I am developing a jax-ws webservice that pushes messages asynchronously to the subscribed consumers using one-way operation.
Unfortunatelly with each notification, server awaits a HTTP202 response confirmation which blocks the thread for a fraction of a second. This is affecting the performance of the system and I am looking for a way around this.
Is there any way to execute a web-service one-way call and ignore the HTTP response status?
Ok, so after spending a lot of time on this I have found two solutions:
1) Using Apache HTTPComponents, which provide AsyncHTTPClient with nice API allowing us to build a HTTP response from the scratch.

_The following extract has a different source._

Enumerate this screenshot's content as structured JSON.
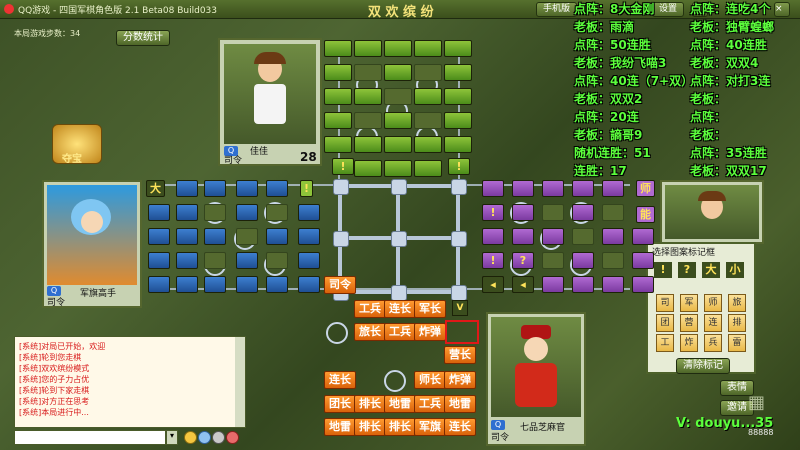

2) More web-service oriented solution based on Apache CXF platform (which includes the HTTPClient implementation) - first we need to set the global Bus property:
Bus bus = BusFactory.getDefaultBus();
bus.setProperty(AsyncHTTPConduit.USE_ASYNC, Boolean.TRUE);
Then, we use custom interceptor to set the message exchange property to asynchronous:
final class SkipWaitInterceptor extends AbstractSoapInterceptor {
SkipWaitInterceptor() {
super(Phase.SETUP);
}
@Override
public void handleMessage(final SoapMessage message) throws Fault {
message.getExchange().setSynchronous(false);
}
}
Finally, we register the interceptor on our asynchronous Endpoint
org.apache.cxf.endpoint.Client client =
org.apache.cxf.frontend.ClientProxy.getClient(this.notificationConsumer);
org.apache.cxf.endpoint.Endpoint cxfEndpoint = client.getEndpoint();
cxfEndpoint.getOutInterceptors().add(new SkipWaitInterceptor());
That's all, one-way operation responses no longer block the communication.